どうでしょう?音が1Hzで「ウワン,ウワン」とうなっている様子を想像することができたでしょうか?
これらの例は10Hzと11Hzの場合でしたが,440Hzと441Hzの場合も全く同じです。1Hz違う音は元の周波数が何Hzであろうと,1秒で最初と全く同じ状態に戻りますから,結局1Hzのうなりを発生するのです。一般に,ふたつの音の周波数をP1(Hz),P2(Hz)とすると,うなりの周波数Pu(Hz)は次の式であらわされます。
Pu=|P2−P1|(Hz)
なんか物理の授業みたいになってしまいましたね(笑)。
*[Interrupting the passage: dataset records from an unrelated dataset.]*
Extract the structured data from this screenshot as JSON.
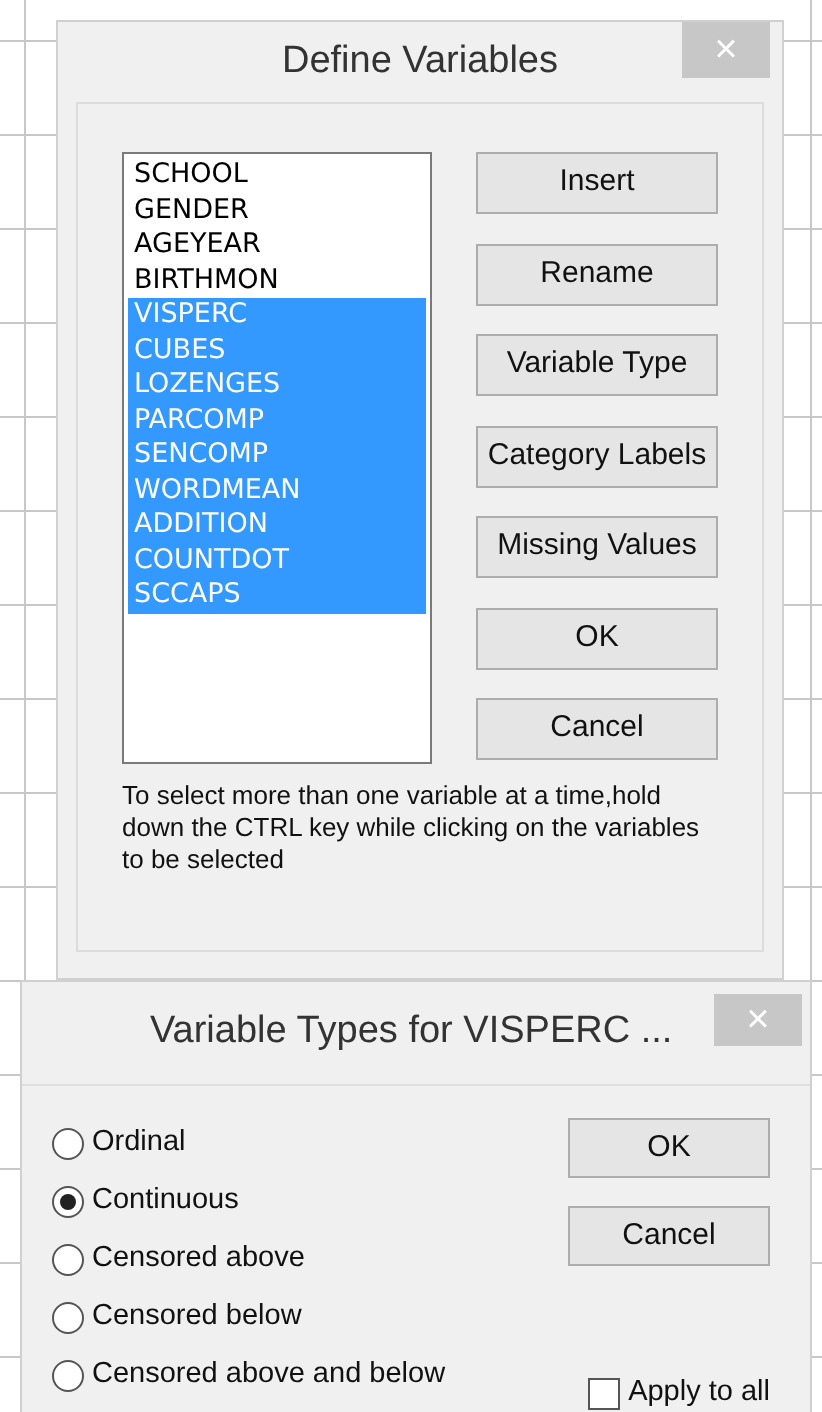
{
  "define_dialog": {
    "title": "Define Variables",
    "close": "×",
    "variables": [
      {
        "name": "SCHOOL",
        "selected": false
      },
      {
        "name": "GENDER",
        "selected": false
      },
      {
        "name": "AGEYEAR",
        "selected": false
      },
      {
        "name": "BIRTHMON",
        "selected": false
      },
      {
        "name": "VISPERC",
        "selected": true
      },
      {
        "name": "CUBES",
        "selected": true
      },
      {
        "name": "LOZENGES",
        "selected": true
      },
      {
        "name": "PARCOMP",
        "selected": true
      },
      {
        "name": "SENCOMP",
        "selected": true
      },
      {
        "name": "WORDMEAN",
        "selected": true
      },
      {
        "name": "ADDITION",
        "selected": true
      },
      {
        "name": "COUNTDOT",
        "selected": true
      },
      {
        "name": "SCCAPS",
        "selected": true
      }
    ],
    "buttons": [
      "Insert",
      "Rename",
      "Variable Type",
      "Category Labels",
      "Missing Values",
      "OK",
      "Cancel"
    ],
    "hint": "To select more than one variable at a time,hold down the CTRL key while clicking on the variables to be selected"
  },
  "types_dialog": {
    "title": "Variable Types for VISPERC ...",
    "close": "×",
    "options": [
      {
        "label": "Ordinal",
        "selected": false
      },
      {
        "label": "Continuous",
        "selected": true
      },
      {
        "label": "Censored above",
        "selected": false
      },
      {
        "label": "Censored below",
        "selected": false
      },
      {
        "label": "Censored above and below",
        "selected": false
      }
    ],
    "buttons": [
      "OK",
      "Cancel"
    ],
    "apply_to_all": {
      "label": "Apply to all",
      "checked": false
    }
  }
}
でもこの原理を知ると,「音が合ってくるとうなりの周期が長くなる」ということがわかると思います。完全に合うとうなりは消えます。このとき,耳にはどのように聞こえるのでしょうか?
音が完全に合うと,音量が小さく聞こえることがあります。おそらく音の位相が反転していて弱め合っているのだと思われます。「うなり」の音が小さくなった部分だけが,ずっと続くと思えばよいでしょう。ぴったりと音が合った瞬間,何かに吸い込まれるような感じがするのはこのためです。この原理を工業的に応用したのが,アクティブ消音技術です。騒音源のそばで騒音と逆位相の音を発生させ,音を弱めるのです。
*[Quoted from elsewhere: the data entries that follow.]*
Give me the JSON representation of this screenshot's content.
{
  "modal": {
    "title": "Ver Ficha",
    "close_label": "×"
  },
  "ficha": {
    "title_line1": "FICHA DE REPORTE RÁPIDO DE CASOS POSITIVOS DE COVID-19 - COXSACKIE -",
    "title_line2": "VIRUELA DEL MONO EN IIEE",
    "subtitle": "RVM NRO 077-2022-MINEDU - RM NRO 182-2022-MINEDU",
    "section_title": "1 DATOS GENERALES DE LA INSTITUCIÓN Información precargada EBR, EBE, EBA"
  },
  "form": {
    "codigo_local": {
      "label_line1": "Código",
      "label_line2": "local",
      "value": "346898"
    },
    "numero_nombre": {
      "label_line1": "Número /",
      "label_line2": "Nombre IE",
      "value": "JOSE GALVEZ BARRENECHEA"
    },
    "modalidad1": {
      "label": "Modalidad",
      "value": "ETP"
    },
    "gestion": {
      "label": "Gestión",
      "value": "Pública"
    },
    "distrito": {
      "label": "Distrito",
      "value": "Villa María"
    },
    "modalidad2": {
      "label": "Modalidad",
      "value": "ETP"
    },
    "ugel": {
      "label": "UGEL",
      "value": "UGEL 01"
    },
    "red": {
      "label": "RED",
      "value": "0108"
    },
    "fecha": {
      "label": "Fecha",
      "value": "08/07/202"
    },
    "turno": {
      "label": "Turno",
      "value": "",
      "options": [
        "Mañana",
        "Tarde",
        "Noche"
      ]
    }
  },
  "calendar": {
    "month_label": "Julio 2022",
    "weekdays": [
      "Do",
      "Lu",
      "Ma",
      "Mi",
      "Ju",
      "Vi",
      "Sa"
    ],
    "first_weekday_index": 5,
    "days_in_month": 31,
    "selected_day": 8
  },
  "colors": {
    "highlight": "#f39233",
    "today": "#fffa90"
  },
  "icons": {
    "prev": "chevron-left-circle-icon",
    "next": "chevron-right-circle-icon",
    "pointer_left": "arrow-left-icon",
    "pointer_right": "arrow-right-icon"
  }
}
それじゃギターもあまりぴったりと合わせないほうがいいんじゃ?などという心配は無用です。冒頭にも書いたように,ギターは狂いやすいのです。ぴったり合わせてもすぐに狂うので,音が消えるなどと心配することはありません。すぐに少しずれてちょうど良くなるのです。ですから調弦はぴったり合わせてしまってOKです。
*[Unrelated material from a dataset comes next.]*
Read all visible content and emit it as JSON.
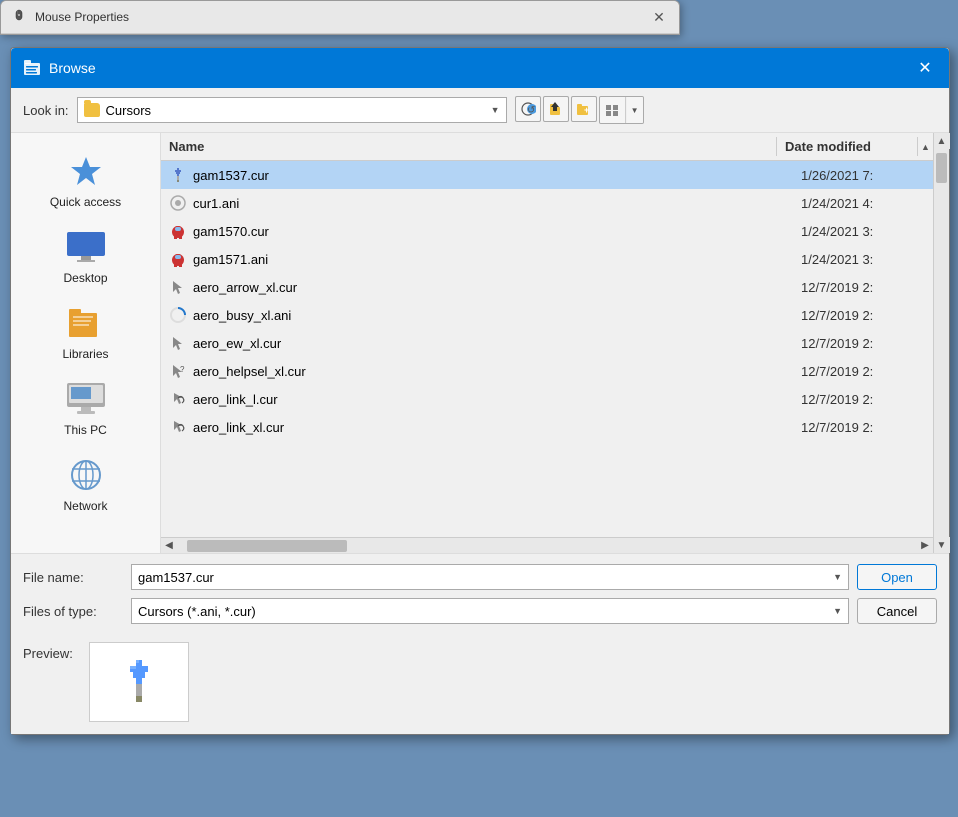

「ぴったり合いすぎているのは困るから,わざとずらせている」なんていえるようになれば,このページを見る必要はなくなったということですね。私はわざとずらすのは自作8弦ギターの第7,8弦を同じ音に調弦するときだけです。ちなみに,ピアノはわざとずらして調律します。同じ音程の弦が複数張られているピアノは,初めからずらせておかないと,いつまでもずれないからです。